Italy may be the global champion in creative naming of grape varietals and wines. The Campania region (located on Italy's shin) seems to have a special flair for creative vino names. Take two of its grape varietals - Coda di Volpe and Piedirosso. According to legend, Coda do Volpe, which means 'tail of the fox,' was named by the famous Roman elder, Pliny. Apparently DdV's clusters have a fox tail-like appearance. Piedirosso (literally, 'red feet') refers to this grape's red-colored root-ends.
However, when it comes to Campania and creative names, the hands down winner is, "Lacrima Christi del Vesuvio." First, let's find out about the name, and then move onto the wine. There are numerous tales regarding the origins of, "the tears of Christ from Vesuvius." The most fanciful goes something like this (via Babbo):
When Archangel Lucifer was cast out of heaven, he grasped a small divine chunk of heaven while falling to earth. Lucifer placed this chunk in what is now the bay of Naples - Campania's capitol. Missing this little chunk of heaven, the Lord cried over it and his tears rained down on the slopes of Mount Vesuvius. From these 'Lacrima Christi' sprang vines that later produced the grapes for this fancifully-named DOC wine.

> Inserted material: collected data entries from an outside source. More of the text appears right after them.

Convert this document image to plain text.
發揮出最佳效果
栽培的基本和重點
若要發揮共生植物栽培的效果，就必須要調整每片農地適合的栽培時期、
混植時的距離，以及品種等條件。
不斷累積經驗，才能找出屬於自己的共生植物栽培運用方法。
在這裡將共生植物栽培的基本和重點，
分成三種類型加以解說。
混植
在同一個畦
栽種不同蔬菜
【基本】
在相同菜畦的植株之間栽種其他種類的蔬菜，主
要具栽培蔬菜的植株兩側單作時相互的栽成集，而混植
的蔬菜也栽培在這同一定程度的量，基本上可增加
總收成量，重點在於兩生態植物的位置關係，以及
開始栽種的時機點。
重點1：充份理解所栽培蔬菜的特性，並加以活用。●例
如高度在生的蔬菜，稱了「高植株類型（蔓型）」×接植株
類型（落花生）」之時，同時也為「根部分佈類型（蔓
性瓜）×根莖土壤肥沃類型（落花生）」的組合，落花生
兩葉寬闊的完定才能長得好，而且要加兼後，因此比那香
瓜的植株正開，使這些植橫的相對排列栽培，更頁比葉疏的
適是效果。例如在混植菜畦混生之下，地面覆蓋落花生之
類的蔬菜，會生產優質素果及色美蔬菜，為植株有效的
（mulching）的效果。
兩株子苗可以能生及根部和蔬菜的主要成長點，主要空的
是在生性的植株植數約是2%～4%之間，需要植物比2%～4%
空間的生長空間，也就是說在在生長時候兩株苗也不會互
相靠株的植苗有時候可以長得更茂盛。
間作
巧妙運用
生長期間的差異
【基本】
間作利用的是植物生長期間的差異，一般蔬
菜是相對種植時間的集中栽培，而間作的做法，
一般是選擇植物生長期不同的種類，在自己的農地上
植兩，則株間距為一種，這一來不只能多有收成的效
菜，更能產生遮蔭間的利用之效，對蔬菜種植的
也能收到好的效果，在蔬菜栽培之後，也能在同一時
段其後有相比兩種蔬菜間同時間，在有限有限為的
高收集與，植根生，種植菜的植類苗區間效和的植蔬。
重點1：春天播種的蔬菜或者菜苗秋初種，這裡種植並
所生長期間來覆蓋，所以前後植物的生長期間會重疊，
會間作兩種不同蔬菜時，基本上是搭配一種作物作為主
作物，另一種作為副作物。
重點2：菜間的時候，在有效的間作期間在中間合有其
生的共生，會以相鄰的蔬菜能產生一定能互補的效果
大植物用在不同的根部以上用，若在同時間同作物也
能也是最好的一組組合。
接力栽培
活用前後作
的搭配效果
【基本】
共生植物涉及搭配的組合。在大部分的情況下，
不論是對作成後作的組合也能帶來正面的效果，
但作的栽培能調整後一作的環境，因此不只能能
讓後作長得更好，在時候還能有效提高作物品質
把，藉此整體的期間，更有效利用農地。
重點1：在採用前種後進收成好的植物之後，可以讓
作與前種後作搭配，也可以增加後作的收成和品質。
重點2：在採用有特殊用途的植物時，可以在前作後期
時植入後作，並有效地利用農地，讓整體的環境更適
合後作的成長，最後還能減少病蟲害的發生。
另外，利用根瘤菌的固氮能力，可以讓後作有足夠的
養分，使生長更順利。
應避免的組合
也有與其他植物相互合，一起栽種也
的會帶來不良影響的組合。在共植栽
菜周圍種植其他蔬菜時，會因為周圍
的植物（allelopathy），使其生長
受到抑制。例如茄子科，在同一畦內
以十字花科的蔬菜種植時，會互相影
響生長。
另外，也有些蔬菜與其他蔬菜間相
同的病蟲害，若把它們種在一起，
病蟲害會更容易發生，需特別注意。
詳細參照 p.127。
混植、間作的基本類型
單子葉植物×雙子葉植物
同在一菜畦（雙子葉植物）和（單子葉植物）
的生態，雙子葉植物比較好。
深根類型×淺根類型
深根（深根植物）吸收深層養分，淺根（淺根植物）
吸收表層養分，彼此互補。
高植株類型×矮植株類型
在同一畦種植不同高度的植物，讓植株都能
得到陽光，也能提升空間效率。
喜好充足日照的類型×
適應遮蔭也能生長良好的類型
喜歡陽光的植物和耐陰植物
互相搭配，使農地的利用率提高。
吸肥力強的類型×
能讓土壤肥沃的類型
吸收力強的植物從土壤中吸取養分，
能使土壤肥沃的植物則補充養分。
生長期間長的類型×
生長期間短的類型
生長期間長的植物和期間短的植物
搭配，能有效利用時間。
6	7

Lacrima Christi is produced in white, rose and red versions. These wines are generally blends of local grape varietals such as 'foxtail' or 'red feet.' Lacrimas are quite unique and normally well-priced. Red Lacrima is the perfect accompaniment to a hearty autumn pasta dish like fettuccine with sausage and kale.
A red Lacrima to try: De Angelis Lacrima Christi del Vesuvio Rosso 2004 ($17; 13% alcohol; 60% Piedirosso & 40% Aglianico; imported by Vin Divino). This ruby red wine is a unique scent collection for your sniffer - cranberry, blood orange, clove and dried herb. In the mouth Lacrima initially offers intense fruit flavors followed by light tannins and a long, earthy finish. Very nice - not moved-to-tears nice, but nice nonetheless. Try this wine - we don't want the Lord to have cried for no good reason (and you don't even want to know what happens when god gets mad - think of the kittens).